Le divorce opinion publique/tandem Gouvernement-Medef se consume. La précipitation à orchestrer la réforme gouvernementale tient à la volonté de donner des gages aux marchés financiers. Il s’agit, avec la crise, d’ouvrir de nouveaux espaces à la financiarisation. La course à l’austérité est la ligne politique du pouvoir en place.
Les propositions développées par la CGT sont, elles, parfaitement claires : retraite solidaire et non teintée de fausse équité, avec possibilité de partir dès soixante ans à taux plein, 6% du PIB pour en assurer le financement. Voilà qui colle aux souhaits des « partants » tout en préservant les générations futures !
Sondages après sondages, la majorité de la population refuse le recul de l’âge d’ouverture du droit à la retraite au-delà de soixante ans. 75% des cadres sont pour la taxation des revenus financiers. C’est important au moment où les tentations populistes et de mise en opposition des salariés entre eux, nourrissent les projets gouvernementaux. Le refus par le monde du travail de payer la note a construit une unité syndicale plus puissante que par le passé. Ce contexte est riche en potentialités.
Au-delà des 500 000 signatures de la période estivale, l’objectif du million de signatures sur la pétition de la Cgt sera aussi un élément important du rapport de forces.
Rien n’est fatal. Après les fortes mobilisations du premier semestre, le gouvernement doit trouver la réponse qui convient, le 7 septembre, par une mobilisation unitaire d’ampleur dans tout le pays. Les appels unitaires se multiplient dans les entreprises.

BRANCHE POSTE

La Cour des Comptes s’y met

En été, la Cour des Comptes rend public son rapport sur La Poste et y préconise de réduire les coûts notamment des fonctions supports, de faire des gains de productivité, d’optimiser l’organisation du réseau, d’ajuster le modèle social.

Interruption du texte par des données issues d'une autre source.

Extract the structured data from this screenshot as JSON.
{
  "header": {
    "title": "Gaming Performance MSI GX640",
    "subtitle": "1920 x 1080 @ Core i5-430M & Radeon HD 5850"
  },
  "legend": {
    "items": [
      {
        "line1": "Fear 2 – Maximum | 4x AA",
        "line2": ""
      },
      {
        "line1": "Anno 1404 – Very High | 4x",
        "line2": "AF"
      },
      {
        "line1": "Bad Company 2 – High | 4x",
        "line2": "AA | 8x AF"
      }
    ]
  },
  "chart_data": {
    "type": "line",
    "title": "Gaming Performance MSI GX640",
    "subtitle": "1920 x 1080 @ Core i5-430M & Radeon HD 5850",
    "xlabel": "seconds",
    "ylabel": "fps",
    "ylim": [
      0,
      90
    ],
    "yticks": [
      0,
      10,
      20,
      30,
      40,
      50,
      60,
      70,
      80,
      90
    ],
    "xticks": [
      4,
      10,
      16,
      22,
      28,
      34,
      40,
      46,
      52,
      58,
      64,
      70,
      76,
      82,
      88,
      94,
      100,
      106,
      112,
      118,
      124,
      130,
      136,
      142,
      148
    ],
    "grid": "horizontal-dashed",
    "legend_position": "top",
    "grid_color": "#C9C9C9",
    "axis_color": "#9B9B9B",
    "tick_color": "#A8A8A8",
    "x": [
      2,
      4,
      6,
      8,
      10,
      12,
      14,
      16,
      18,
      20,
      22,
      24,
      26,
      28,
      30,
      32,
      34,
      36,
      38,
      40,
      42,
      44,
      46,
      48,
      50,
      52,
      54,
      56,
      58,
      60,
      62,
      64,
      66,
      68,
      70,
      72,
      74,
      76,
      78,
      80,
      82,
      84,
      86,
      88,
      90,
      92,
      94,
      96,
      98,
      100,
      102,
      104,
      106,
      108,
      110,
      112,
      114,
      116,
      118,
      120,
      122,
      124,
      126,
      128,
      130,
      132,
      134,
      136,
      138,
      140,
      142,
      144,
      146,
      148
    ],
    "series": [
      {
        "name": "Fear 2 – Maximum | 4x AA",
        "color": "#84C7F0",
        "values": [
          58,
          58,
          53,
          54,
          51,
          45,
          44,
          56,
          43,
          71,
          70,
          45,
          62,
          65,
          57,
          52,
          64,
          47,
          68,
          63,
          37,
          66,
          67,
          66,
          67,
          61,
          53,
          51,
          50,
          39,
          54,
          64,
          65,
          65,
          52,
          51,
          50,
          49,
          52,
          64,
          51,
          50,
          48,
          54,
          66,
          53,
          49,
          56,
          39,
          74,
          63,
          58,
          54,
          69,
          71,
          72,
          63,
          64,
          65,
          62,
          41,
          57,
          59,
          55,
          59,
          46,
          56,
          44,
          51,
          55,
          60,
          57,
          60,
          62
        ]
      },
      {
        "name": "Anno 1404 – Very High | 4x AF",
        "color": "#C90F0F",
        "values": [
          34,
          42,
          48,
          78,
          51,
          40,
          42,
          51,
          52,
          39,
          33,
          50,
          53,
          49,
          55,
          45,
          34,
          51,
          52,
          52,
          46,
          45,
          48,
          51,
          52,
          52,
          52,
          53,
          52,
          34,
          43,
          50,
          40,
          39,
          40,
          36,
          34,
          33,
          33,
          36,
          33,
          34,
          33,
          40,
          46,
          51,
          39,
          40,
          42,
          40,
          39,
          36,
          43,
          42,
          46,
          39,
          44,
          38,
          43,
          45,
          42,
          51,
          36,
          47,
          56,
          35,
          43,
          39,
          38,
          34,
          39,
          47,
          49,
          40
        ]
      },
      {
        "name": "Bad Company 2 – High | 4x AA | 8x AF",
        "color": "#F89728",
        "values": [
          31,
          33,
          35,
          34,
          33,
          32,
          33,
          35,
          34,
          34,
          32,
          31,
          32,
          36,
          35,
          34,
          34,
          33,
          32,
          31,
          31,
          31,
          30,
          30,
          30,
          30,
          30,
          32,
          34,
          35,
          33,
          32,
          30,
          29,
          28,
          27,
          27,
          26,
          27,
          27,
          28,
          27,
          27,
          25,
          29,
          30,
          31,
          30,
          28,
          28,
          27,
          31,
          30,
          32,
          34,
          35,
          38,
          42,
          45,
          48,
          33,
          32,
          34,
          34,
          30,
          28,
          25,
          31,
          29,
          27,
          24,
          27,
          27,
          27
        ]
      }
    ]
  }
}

Ce rapport s’inscrit dans une logique ultra libérale, non souhaitée par la population, les élus et les postiers comme exprimé dans les luttes ou la votation citoyenne de fin 2009.
A l’heure du mal vivre dans les services, ce rapport occulte le mauvais climat social, pourtant exprimé publiquement.
Les bénéfices de La Poste ne doivent pas être réservés à une minorité de prédateurs, mais être mis au service de la collectivité.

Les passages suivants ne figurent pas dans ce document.